“There are one too many similarities for this to be a coincidence,” says a recent Popular Mechanics review of new brain research.
We’ve got the whole world in our … heads? The human brain is about three pounds of intricate architecture — 100 billion nerve cells, 100 trillion synapses and dozens of neurotransmitters. Comprehending the make-up of our minds is needless to say, difficult to wrap our heads around.
Two Italian astrophysicists and neuroscientists took on the task, comparing the two most complex scientific structures: the networks of neurons in the brain and the universe at large.
In their research published by Frontiers in Physics, Franco Vazza and Alberto Feletti used methods from cosmology, neuroscience and network analysis, to find striking similarities between the two, despite their enormously different scales.

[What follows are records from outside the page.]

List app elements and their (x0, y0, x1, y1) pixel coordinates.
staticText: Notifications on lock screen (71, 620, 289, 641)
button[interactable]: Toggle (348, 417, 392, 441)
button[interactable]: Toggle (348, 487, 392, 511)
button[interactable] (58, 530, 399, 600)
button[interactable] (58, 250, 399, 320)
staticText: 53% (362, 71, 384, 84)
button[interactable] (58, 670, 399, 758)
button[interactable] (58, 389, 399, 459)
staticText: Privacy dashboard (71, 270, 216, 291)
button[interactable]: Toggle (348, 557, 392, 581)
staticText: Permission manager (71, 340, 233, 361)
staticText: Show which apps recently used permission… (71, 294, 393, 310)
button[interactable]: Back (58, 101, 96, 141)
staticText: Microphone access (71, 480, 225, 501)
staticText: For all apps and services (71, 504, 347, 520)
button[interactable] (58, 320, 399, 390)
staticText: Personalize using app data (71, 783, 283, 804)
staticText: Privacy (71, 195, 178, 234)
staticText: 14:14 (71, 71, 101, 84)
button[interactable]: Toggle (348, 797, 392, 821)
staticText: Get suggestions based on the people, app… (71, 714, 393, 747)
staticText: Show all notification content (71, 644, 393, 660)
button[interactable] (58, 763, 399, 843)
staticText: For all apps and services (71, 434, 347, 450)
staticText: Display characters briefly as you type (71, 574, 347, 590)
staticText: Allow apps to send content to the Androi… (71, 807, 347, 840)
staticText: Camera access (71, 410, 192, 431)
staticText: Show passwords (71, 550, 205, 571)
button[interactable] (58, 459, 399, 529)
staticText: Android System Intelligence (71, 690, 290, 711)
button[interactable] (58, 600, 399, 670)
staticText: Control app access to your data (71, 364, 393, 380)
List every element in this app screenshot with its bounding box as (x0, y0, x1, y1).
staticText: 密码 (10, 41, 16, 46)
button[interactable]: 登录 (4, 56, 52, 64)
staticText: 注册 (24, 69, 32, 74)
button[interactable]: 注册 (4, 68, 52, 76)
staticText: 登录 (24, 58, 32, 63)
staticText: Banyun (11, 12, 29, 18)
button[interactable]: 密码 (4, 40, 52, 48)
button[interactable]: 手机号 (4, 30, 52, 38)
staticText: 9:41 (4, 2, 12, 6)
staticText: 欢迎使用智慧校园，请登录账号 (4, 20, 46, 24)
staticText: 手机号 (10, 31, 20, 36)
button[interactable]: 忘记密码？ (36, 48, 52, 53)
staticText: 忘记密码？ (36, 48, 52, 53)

A recent article in Popular Mechanics translated the researcher’s complex scientific jargon into explanations easier to understand. Just like the human brain, “the observable universe also contains an estimated 100 billion galaxies,” writer Tim Childers explained. The 100 billion neurons only make up 25 percent of our brain mass — the remaining 75 percent is water. Seventy-five percent of the universe’s mass is made of dark energy, a force scientists believe is responsible for the accelerating expansion of the universe. Similar to our brain’s composition, the remaining 25 percent is made of dark matter — invisible particles that scientists believe bind galaxies together.
Using power spectrum analysis, a method to study large-scale distribution of galaxies, the scientists discovered even more similarities between the brain and the universe at large. “Our analysis showed that the distribution of the fluctuation within the cerebellum neuronal network on a scale from 1 micrometer to 0.1 millimeters follows the same progression of the distribution of matter in the cosmic web but, of course, on a larger scale that goes from 5 million to 500 million light-years,” Vazza explained.
Through microscopic and telescopic techniques, the scientists captured extraordinary similarities between the appearance of the cosmic web and the web of neurons. “These two complex networks show more similarities than those shared between the cosmic web and a galaxy or a neuronal network and the inside of a neuronal body,” Feletti said.
Even with ‘mini universes’ living within our brains, author Benjamin Stecher, who was diagnosed with Parkinson’s disease at the age of 29, reminds us of the immense work we have ahead: “We know more about the inner workings of stars billions of light years away than we do about what goes on inside the cells that make us who we are,” he wrote for Being Patient.
Although there is much work ahead, these findings illuminated the great power of our minds. Knowing this, hopefully a cure isn’t light-years away.